Auszeichnung 2010
Wohn- und Geschäftshaus Hanse-Carré in Münster
Bauherr & Architekt:
Arbeitsgemeinschaft Deilmann / Kresing
Architekturbüro A. Deilmann
Architekturbüro R. M. Kresing
Fertigstellungsjahr:
2009
(Fotos: Christian Richters, Münster)
Projektbeschreibung Arbeitsgemeinschaft Deilmann / Kresing
Stadtprogramm
Inmitten der Innenstadt der westfälischen Metropole Münster ist ein neues Geschäfts- und Wohnhausareal entstanden, welches sich besonders durch den sensiblen Umgang mit einer städtebaulich speziellen Forderung auszeichnet. Die Aufgabe bestand weniger darin, einen Baublock gestalterisch interessant aufzufüllen, als vielmehr, das in Münster eigene innerstädtische historische Gassensystem und die damit verbundenen Vitalität zu erhalten, fortzusetzen und zu stützen. So durchläuft ein teilweise neues ergänzendes Wegesystem die einzelnen Baublöcke, und es entstehen zwei Baukörper als Solitäre. Ergänzt und fixiert wird die Gebäudefiguration durch einen gläsernen Pavillon, der sich an die Bebauung anschmiegt und die Gassensituation einleitet und gleichzeitig durch die reizvolle wie malerische Platzsituation mit denkmalgeschütztem Baumbestand.
Baukörperprägung
Giebelhausstrukturen in mannigfaltiger Ausprägung haben Münsters Innenstadt seit jeher gekennzeichnet.

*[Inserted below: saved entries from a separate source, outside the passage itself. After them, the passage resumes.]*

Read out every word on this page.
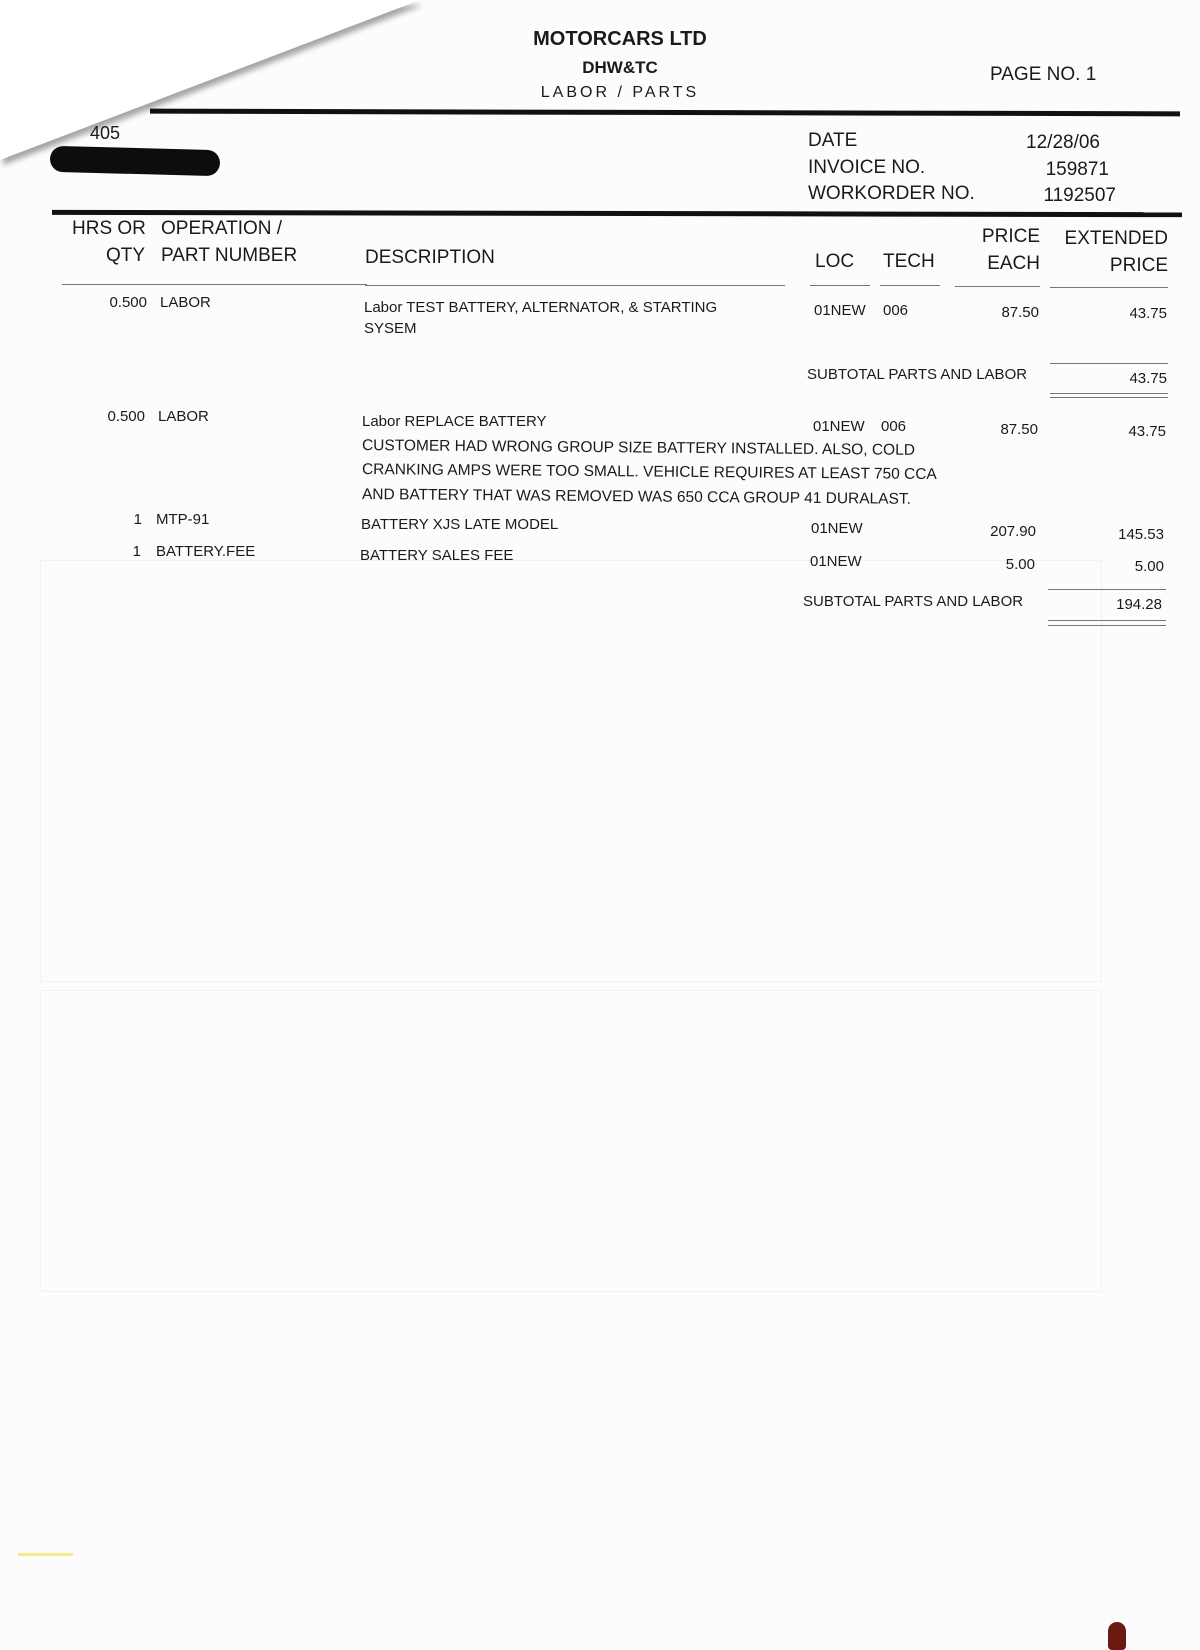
MOTORCARS LTD
DHW&TC
LABOR / PARTS
PAGE NO. 1
405	DATE	12/28/06
INVOICE NO.	159871
WORKORDER NO.	1192507
HRS OR
QTY
OPERATION /
PART NUMBER	DESCRIPTION	LOC TECH
PRICE
EACH
EXTENDED
PRICE
0.500 LABOR	Labor TEST BATTERY, ALTERNATOR, & STARTING
SYSEM
01NEW 006	87.50	43.75
SUBTOTAL PARTS AND LABOR	43.75
0.500 LABOR	Labor REPLACE BATTERY	01NEW 006	87.50	43.75
CUSTOMER HAD WRONG GROUP SIZE BATTERY INSTALLED. ALSO, COLD
CRANKING AMPS WERE TOO SMALL. VEHICLE REQUIRES AT LEAST 750 CCA
AND BATTERY THAT WAS REMOVED WAS 650 CCA GROUP 41 DURALAST.
1 MTP-91	BATTERY XJS LATE MODEL	01NEW	207.90	145.53
1 BATTERY.FEE	BATTERY SALES FEE	01NEW	5.00	5.00
SUBTOTAL PARTS AND LABOR	194.28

Sie sind der gestalterische Archetypus dieser Stadt. Angelehnt an diesen Archetypus setzt das neue Baukonzept bewusst auf kleinteilige Fassaden. Nicht historisierend oder romantisierend, sondern als abstraktes Zitat wird die mittelalterliche Maßstäblichkeit aufgegriffen und eine zeitgemäße und zukunftsgerichtete Antwort auf die Altstadt gegeben. Anders als die historischen Gebäude haben die neuen Monolithe keine Rückfronten, sondern nur Fassaden, was sie zu einem bisher nicht gestalteten Typus macht. Zwei „Stadtstempel“ zeigen eine ganz eigene Identität. Die Rundum-Fassaden sind über das Gassensystem und die entsprechenden allseitigen Eingangssituationen erfahrbar und erlebbar.
Nutzungskonzept
Der von Tucholsky den Berlinern zugeschriebene Wunsch „vorne Nordsee und hinten Alpen“ wird für Münsteraner in Abwandlung wahr –vertikal. Die monolithischen Gebäude bieten von der Tiefgarage bis zum Dach ein Nutzungskonzept, wie es umfassender nicht sein kann. Über die Tiefgarage wird sowohl die Belieferung der Geschäftsetagen wie auch die Einstellmöglichkeit für Privat-PKW’s gewährleistetet – für eine bequeme und funktionstüchtige Altstadtlage unerlässlich. Erdgeschoss und 1. OG sind mit großflächigen individuellen Verkaufsräumen belegt. Das 2. OG wird als Bürofläche genutzt. Wo sich bei anderen Geschäft- und Bürohäusern eine Wohnbebauung im Dachgeschoss anschließt, beginnt im Hanse Carré eine eigene private Welt. Acht gestalterisch individuelle komfortable Wohnhäuser mit jeweils zugeordnetem Gartenbereich bilden eine Roof-Top-Idee mit besonderem Charme. Nordsee und Alpen geht doch, nur noch ausgefeilter, aufregender und beschützter: unten town – oben privacy.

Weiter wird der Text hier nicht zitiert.